A Profile of Legal Expert Lisa Wiehl of Larchmont

Larchmont’s Lis Wiehl seems to be everywhere from the courtroom to the newsstands.



If you recognize the Scandinavian blonde hair of Larchmont’s Lis Wiehl, it may be from her weekly stint hosting the “Is It Legal?” segment on FOX’s O’Reilly Factor. Or perhaps it’s from the 50-year-old law professor’s time doing commentary on MSNBC and CNN, her work on the radio, her New York Times articles, or her legal guides. Or maybe it’s from the former federal prosecutor’s bestselling mystery novels set right here in Westchester.

Lis Wiehl grew up in a law-enforcement family. Her paternal grandfather was also a federal prosecutor, and Wiehl’s father was an FBI agent who became a federal prosecutor when he left the Bureau.

“I got an amazing sense of what the law could do,” Wiehl says. After earning her JD at Harvard, she went into litigation in Seattle, but she soon moved into the family business, taking a job at the US Attorney’s office where her specialty was prosecuting hired killers.
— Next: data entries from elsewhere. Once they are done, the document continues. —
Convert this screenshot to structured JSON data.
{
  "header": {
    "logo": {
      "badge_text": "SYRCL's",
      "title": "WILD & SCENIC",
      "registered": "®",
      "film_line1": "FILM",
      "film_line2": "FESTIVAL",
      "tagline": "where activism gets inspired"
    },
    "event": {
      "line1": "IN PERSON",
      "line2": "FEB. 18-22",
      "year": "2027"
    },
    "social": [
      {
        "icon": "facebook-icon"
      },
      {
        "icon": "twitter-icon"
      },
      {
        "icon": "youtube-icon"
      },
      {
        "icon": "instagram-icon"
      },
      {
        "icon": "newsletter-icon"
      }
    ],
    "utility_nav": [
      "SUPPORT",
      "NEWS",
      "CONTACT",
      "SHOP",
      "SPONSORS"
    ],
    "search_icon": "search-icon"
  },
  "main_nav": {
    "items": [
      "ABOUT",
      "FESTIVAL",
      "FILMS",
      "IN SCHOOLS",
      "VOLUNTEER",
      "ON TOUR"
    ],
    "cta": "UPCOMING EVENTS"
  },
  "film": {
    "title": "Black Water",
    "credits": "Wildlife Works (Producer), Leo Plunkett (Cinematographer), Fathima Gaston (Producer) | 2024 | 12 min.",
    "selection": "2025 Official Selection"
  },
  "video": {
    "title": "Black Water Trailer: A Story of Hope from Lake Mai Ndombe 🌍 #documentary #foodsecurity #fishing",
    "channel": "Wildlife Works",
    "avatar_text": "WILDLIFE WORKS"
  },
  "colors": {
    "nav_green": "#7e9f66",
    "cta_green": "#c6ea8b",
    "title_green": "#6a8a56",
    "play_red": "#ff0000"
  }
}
Sometimes, the danger came even closer than the courtroom. “One of the prosecutors in my office was murdered, and two people went to jail for threatening me. That’s part of the job. And any prosecutor who says they’re not bothered by that is fibbing, or stronger than I am.”

Eventually, wanting “to see a little bit of a brighter side of life” and work on her teaching and writing, Wiehl left the prosecutor’s office. She had written for the New York Times since law school and worked as a legal correspondent for NPR’s All Things Considered. In 1998, after working as counsel for the Democrats on the Senate Judiciary Committee while it debated the Clinton impeachment, news networks including MSNBC, CNN, and FOX got in touch. The move led to her seven years as Bill O’Reilly’s sparring partner on the nationally syndicated Radio Factor.

“I was locked in a small radio studio with Bill O’Reilly for two hours a day,” she says. And, although things got so heated during a few debates that the controversial pundit ordered producers to turn off Wiehl’s microphone, she insists that it was “an absolutely amazing experience. Whatever you think of him, he’s one of the brightest people and most loyal friends I’ve ever met.” In addition to her commentary and reporting, Wiehl had always had an interest in fiction. Her Triple Threat trilogy, written with April Henry, mirrored their authors’ personal life, following three women—a TV reporter, a federal prosecutor, and an FBI agent—investigating crimes. The books all came out within a year and a half of one another and put Wiehl on the New York Times bestselling author list. Now, she’s followed them up with the more ghostly Waking Hours, which takes place in East Salem, a thinly veiled reference to our own South Salem.

“There’s a real clash: good versus evil and angel versus demons,” Wiehl says. “I wanted to add that layer, because we have that clash in our day-to-day lives. It’s just not supernatural.” Despite all her other work, Wiehl plans to expand Waking Hours into a trilogy.